Uploading to #AWS #Glacier with the #CLI
Amazon Glacier is a great place to store data cheaply that you have no urgent requirement to recover quickly. This could be data that you need to store for “safe keeping”, or backups-of-backups. It’s not a replacement for S3, since you can’t retrieve the data quickly.
The CLI examples on the Amazon site are quite complex, since they recommend you break the data into 1MB chunks before uploading. This approach is simpler, but will only work for files up to 4GB.
First, you’ll need to install the AWS CLI and run AWS configure, and enter your IAM access key, secret, and region (i.e. eu-west-1).

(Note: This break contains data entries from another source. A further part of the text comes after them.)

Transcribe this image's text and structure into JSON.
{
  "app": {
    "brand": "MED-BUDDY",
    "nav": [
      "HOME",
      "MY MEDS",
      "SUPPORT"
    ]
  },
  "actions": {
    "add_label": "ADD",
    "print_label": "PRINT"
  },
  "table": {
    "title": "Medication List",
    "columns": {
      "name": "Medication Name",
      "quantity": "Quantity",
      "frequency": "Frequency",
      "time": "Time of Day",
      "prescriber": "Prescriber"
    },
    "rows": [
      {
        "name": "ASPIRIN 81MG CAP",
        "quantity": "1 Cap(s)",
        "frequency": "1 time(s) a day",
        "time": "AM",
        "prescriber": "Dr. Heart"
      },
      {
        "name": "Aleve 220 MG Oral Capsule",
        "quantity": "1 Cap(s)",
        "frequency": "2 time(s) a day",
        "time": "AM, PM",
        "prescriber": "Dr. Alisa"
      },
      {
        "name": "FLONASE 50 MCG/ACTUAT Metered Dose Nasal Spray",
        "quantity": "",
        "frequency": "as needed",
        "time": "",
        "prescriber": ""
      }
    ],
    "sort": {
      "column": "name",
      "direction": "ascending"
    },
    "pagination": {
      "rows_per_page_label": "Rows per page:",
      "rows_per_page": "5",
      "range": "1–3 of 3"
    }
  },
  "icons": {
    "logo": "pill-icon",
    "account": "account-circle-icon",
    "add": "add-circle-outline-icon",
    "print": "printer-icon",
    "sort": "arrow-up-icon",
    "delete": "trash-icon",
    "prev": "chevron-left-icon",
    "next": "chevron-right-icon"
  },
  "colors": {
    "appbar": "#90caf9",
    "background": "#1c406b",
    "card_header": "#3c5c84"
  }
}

You can create a vault via the AWS web interface, this just confirms that you have access to them via the CLI;
aws glacier list-vaults –account-id –
Which returns;
{
“VaultList”: [
{
“VaultARN”: “arn:aws:glacier:eu-west-1:xxxx:vaults/AI-String
-xxxx”,
“VaultName”: “AI-String-xxx”,
“CreationDate”: “2019-08-20T14:19:59.345Z”,
“NumberOfArchives”: 0,
“SizeInBytes”: 0
},
{
“VaultARN”: “arn:aws:glacier:eu-west-1:xxxxxx:vaults/xxxxx
-www-backup”,
“VaultName”: “xxxxx-www-backup”,
“CreationDate”: “2017-08-27T14:45:10.021Z”,
“LastInventoryDate”: “2017-08-28T09:09:29.270Z”,
“NumberOfArchives”: 3,
“SizeInBytes”: 8880671766
}
]
}
Now, you can upload a file as follows;
aws glacier upload-archive –vault-name AI-String-Processing –accou
nt-id – –archive-description “AI String xxxx” –body AI-String-xxxx
.zip
Which returns
{
“location”: “/xxxxx/vaults/AI-String-xxxx/archives/….”,
“checksum”: “…..f”,
“archiveId”: “…Q”
}
Now, if you wait about 4 hours, you should see the archive counter increase in the AWS Web User interface.